The current developments will, ideally, reach Joint-Force veterinarians and frontline medical providers sometime in the next five years. According to Lt. Col. Charles Bane, director of USAMMDA’s Force Health Protection division, FDA-approved canine FDP kits, once fielded, will give dog handlers, medics, and corpsmen a much-needed advantage when treating time-critical care cases before canine patients can be evacuated to a higher-level care.
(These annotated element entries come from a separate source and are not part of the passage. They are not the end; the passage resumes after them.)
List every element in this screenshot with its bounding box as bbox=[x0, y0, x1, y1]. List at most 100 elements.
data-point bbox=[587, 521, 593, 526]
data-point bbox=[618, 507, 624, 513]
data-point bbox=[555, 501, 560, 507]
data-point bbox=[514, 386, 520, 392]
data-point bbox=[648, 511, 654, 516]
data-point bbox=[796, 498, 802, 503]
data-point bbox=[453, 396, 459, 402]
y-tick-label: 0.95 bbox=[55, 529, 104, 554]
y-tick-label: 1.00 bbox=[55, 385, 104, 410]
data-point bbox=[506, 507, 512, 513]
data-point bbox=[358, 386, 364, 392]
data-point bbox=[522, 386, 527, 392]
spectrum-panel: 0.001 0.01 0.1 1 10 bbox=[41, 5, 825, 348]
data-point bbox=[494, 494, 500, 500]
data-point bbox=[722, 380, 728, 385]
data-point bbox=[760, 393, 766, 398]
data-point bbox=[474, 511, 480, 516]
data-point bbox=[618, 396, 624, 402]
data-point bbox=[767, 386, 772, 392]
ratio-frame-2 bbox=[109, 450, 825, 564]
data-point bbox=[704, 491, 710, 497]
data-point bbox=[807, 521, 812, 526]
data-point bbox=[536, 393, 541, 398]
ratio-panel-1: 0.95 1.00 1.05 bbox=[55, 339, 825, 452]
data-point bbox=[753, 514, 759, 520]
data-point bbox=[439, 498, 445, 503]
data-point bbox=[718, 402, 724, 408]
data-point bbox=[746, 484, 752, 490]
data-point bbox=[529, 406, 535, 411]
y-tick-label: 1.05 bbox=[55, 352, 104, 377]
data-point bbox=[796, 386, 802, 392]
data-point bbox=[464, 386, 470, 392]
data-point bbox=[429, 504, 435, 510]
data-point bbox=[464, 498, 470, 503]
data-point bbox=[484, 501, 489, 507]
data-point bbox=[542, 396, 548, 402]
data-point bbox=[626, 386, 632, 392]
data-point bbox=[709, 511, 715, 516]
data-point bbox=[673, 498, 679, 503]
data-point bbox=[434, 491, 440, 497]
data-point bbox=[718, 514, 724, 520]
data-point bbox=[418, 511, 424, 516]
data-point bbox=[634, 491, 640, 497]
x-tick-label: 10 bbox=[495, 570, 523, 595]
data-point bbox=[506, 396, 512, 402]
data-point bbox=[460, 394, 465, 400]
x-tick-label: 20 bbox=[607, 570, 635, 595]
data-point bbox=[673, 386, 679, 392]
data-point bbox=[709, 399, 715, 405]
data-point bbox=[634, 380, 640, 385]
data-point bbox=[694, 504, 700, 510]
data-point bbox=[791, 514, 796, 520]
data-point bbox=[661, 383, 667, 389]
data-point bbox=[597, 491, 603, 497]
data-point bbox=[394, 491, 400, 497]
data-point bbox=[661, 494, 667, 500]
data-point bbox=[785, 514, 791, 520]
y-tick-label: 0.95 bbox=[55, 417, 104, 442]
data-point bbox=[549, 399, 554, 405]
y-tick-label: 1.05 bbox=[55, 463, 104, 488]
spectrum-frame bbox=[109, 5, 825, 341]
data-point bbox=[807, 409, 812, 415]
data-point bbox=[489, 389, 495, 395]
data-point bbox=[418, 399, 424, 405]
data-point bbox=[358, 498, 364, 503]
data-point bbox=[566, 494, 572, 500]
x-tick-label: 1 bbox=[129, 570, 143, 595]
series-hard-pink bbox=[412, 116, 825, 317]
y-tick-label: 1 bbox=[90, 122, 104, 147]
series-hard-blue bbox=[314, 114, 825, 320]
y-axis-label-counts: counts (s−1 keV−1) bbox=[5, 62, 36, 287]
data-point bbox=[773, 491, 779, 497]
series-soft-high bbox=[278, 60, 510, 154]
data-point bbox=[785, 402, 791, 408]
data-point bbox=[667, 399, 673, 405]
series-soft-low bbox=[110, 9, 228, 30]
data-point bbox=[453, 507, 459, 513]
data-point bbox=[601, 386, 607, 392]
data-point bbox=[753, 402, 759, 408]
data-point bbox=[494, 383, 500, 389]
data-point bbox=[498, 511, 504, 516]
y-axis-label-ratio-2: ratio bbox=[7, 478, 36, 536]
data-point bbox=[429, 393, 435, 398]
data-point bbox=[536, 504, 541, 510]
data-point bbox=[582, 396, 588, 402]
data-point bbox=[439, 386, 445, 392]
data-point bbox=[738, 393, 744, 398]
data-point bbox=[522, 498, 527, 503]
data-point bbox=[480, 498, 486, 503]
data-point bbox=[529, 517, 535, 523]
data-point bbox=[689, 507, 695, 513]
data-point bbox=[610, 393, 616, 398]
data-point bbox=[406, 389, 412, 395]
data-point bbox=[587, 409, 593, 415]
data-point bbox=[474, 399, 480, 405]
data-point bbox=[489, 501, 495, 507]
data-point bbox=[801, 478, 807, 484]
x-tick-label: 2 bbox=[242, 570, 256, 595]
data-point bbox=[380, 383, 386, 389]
“It has been quite a while since I deployed with working dogs, but MWDs and Multipurpose Canines are typically widely dispersed with a very low likelihood of veterinary personnel being at the point of injury,” said Bane, himself a Doctor of Veterinary Medicine. “So, it would be up to the handler or medic at the frontline to initially treat canine injuries. As the veterinarian for a Special Forces Group, I prepared pre-deployment medical kits for the handlers, which certainly did not include any kind of canine blood product at that time.”

With the focus today on developing care technologies, treatments, and devices designed for lifesaving use as close to the point of injury as possible, the canine freeze-dried plasma kits have a distinct advantage over blood products available to veterinarians in years past. The compact size, portability, durability, and ease of use make the plasma kits currently in development both expeditionary and reliable, with a longer shelf-life than previous blood products military veterinarians could access during recent conflicts in Iraq and Afghanistan, according to Bane.

“I don’t know what folks are deploying with now, but in my time, you wouldn’t see any blood therapy, whole or component, until they got to a Role 2 site, capable of Forward Resuscitative Care after stabilization and evacuation from point of injury. However, going forward, something like canine FDP would certainly be helpful at Role 1.”